早上医院的人很多,她们这一层基本都是重症或者病房,所以相对要稍微好一点。
一路无话,电梯来回等了好几趟安苏也没有推她进去,电梯是金属门,所以从里面能看到身后女人的一直在盯着她。
言晏也没催她,没有打石膏的那支手扶在把手上托着脑袋,百无聊赖的笑,“看你这样子,好像是有话要对我说?”
安苏低头看了她一眼,淡淡的道,“如果你真的想和我哥离婚,我不会阻止你。”
手指托着下巴,言晏似笑非笑的从倒映里眯眸打量着她,“你该不会是来探我口风的吧?”
正好从上面下来的电梯“叮”的一声抵达,聂安苏睨了她一眼,见电梯里没人,这才推着她往里面去,“你看不出来吗,我哥他不想和你离婚。”
“我有说要离婚了?”言晏笑了一下,看着安苏伸手去摁楼层,不以为然的道,“他在那儿慌什么劲?”
“你是没说,不过你这段时间不都是在考虑这个问题么。”聂安苏瞧着她这装模作样的表情就忍不住送她个白眼,“所以你即没有主动提起,我哥在谈到离婚的时候你也没有反对的意思,不是吗。”
“嗯哼。”言晏手指梳着长发,也没否认,“是有在想。”
“结论呢?”
言晏很自然的回,“还没想好呢。”
安苏学着她的腔调,不咸不淡的道,“你在犹豫,就说明你不能完全放下这段感情。”
言晏皱了皱眉,回头鄙夷的看她,“不是说不阻止我吗?”
“我是在给你分析,”安苏睨了她一眼,推着她出了电梯,“毕竟你们离婚就证明我得换个嫂子,下一个肯定没你这个符合我口味。”
发丝缠在手指上把玩着,言晏慵淡的笑着,“喜欢有什么用,爱情能当饭吃吗?”
更何况她爱他,原本就只是一场意外吧。
一楼大厅,人流的高峰期,不断有人进进出出来回徘徊,安苏突然停住了,“是因为秦思砚吗?”
言晏垂着眸,语气很清淡,“不是啊。”
她说不是那就不是,两个人之间总有些外人不知道的事情。
聂安苏看着门口的方向,还是道,“如果我哥对秦思砚的不是爱呢?”
言晏略微失神了一下。
“安苏,聂南深不是小孩子。”她抬起头来淡淡的笑着,同样看到了从大厅朝她们走过来的男人,波澜无恙的道,“爱谁不爱谁,他自己比谁都清楚。”
聂南深已经走到了她们面前,安苏看到他,佯作诧异的道,“哥?你怎么过来了?”瞥了一眼言晏,“你不是说今天有个很重要的会要开吗?”

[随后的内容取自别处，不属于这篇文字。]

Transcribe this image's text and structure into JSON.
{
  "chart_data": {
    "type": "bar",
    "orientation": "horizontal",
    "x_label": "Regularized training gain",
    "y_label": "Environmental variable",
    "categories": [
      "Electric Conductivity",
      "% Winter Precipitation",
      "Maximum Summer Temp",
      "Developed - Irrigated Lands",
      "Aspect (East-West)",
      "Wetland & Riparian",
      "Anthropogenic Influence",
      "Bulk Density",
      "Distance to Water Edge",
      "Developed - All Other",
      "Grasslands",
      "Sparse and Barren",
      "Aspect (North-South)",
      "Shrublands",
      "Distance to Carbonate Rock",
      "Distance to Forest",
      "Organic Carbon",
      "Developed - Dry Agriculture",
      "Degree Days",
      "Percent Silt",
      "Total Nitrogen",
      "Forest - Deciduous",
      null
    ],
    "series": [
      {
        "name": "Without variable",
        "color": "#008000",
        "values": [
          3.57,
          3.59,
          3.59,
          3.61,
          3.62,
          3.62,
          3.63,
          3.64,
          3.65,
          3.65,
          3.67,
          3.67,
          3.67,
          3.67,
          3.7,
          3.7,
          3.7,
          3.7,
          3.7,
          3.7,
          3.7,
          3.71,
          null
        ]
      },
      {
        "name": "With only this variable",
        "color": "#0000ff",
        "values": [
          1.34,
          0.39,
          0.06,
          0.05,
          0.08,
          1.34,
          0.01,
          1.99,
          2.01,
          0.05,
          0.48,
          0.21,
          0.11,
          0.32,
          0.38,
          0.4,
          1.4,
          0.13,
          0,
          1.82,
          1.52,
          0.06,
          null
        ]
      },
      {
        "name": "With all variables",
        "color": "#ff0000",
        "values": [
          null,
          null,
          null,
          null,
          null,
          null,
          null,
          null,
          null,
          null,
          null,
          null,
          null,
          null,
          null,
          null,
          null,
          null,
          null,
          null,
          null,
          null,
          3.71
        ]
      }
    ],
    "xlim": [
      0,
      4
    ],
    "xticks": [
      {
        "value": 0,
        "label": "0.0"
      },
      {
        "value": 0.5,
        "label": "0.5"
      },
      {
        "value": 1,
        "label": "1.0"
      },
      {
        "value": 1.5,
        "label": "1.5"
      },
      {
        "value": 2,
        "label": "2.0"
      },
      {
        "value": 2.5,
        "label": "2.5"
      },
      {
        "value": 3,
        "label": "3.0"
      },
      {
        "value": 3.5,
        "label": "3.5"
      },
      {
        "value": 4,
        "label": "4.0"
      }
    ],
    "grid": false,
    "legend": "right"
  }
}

“提前忙完了。”聂南深看了她一眼,视线又落到脸色没有任何变化的女人身上,蹲下身保持和她平时的姿势,轻声的问,“吃早餐了吗?”
“吃过了。”
言晏依旧是笑着,只不过那笑容比起面对安苏的时候要淡上不少。
他知道,毕竟他是安苏的哥哥,有安苏在,她不会跟他闹什么。
聂南深抬手捋过她额前的碎发,仿佛没有看到女人眼底的温凉,唇边勾起宠溺的弧度,“那直接回家?”
她淡淡的回,“好。”
聂南深满意的笑了笑,然后才恋恋不舍的松开手,站起来看向一旁的安苏,淡淡的道,“手续都办好了?”
安苏摇了摇头,“还没呢,在等林秘书。”
聂南深看了一眼手表,顺手就接过了轮椅的推手,推着言晏往外走,“那不用等了,回头让他把东西送到银南别墅。”
“哦。”聂安苏亦步亦趋的跟在他们身后,还没走两步,就见聂南深回头看她,“你要一起吗?”
安苏愣了愣才反应过来聂南深是问她要不要和他们一起去银南别墅。
言晏也回头看着她,有询问的意思,安苏想了想还是很干脆的拒绝,“不了,我自己打车回聂宅吧。”
“嗯。”聂南深淡淡的瞥了她一眼,然后转头就带着言晏走在前面了。
聂安苏扯了扯嘴角,敢情她哥就是随口一问吧?
出了医院,聂南深在把安苏送上的士后他们才上了车。
今天因为要出院所以需要做个全身检查,所以起得很早,言晏几乎是一上车就闭上了眼。
宾利慕尚在道路上驰聘,聂南深看了一眼穿着单薄双眼紧闭不知是不是真的睡着的女人,薄唇微抿,车速也逐渐慢了下来。